Pour les députés en prison, cela semble possible, même si le règlement parlementaire ne le prévoit pas, selon une source gouvernementale à Madrid. "Ils n'ont pas choisi d'aller en prison et ils ont été placés en détention par un juge". Mais cela est exclu pour les élus partis à Bruxelles de leur propre chef, ajoutait-il.

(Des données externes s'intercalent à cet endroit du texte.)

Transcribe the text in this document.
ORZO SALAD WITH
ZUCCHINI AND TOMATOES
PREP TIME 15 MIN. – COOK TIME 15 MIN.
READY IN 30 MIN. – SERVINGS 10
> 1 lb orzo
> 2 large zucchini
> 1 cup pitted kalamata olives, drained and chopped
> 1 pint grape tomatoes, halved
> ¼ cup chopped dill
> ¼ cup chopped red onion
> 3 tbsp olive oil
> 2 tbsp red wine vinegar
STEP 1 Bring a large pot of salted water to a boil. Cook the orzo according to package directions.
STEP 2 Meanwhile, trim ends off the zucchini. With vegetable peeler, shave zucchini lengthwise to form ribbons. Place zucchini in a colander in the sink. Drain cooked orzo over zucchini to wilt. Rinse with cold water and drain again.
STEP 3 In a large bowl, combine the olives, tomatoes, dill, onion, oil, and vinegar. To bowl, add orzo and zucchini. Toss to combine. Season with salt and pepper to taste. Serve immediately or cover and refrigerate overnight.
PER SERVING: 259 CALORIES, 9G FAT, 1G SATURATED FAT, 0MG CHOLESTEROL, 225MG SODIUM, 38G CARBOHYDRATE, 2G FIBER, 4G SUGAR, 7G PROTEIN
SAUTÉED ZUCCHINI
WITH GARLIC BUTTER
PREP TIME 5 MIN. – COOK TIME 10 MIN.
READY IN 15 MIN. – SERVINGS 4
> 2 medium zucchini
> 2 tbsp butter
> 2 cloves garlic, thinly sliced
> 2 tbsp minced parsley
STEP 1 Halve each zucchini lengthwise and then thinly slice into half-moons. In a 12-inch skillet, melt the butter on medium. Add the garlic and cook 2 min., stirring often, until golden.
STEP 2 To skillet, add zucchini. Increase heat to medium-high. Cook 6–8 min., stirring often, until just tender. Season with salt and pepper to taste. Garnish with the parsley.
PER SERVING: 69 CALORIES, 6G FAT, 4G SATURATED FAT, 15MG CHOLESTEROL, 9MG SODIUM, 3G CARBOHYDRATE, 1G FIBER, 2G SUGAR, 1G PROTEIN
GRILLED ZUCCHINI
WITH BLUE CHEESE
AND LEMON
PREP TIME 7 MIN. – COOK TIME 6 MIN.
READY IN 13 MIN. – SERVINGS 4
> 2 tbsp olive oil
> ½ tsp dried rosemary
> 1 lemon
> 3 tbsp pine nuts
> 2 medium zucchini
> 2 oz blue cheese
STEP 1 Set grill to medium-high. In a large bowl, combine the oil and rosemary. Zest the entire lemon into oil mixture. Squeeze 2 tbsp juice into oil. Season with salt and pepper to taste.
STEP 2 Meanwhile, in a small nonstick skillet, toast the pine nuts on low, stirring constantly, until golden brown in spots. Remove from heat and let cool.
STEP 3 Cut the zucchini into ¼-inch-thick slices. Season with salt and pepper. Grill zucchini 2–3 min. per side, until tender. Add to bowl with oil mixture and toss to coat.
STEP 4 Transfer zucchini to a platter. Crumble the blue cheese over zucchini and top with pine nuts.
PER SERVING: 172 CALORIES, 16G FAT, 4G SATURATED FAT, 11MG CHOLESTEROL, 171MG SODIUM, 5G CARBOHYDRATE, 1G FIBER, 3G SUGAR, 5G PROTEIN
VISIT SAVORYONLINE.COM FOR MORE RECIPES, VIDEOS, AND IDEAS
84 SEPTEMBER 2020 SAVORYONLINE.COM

Le gouvernement a d'ailleurs annoncé qu'il bloquerait en justice toute tentative de Carles Puigdemont et des quatre autres députés qui se sont exilés volontairement à Bruxelles de tenter d'agir à distance, soit en votant lors de la séance de mercredi pour choisir le bureau et le président du parlement, soit plus tard en s'opposant devant la Cour constitutionnelle à la prise de fonction du président destitué.

Mariano Rajoy n'acceptera en aucun cas une présidence par internet et videoconférence de la région de 7,5 millions d'habitants où vivent 16% des Espagnols... depuis Bruxelles. "Je contesterai le premier acte administratif", qui aille en ce sens, a-t-il dit.  Un tel recours entraînera la saisine de la Cour constitutionnelle, qui gèlera l'investiture et débouchera sur un nouveau scénario de blocage de la région, pendant lequel le gouvernement continuera à diriger en direct la Catalogne privée de l'autonomie à laquelle ses habitants, très partagés sur l'indépendance, tiennent tant.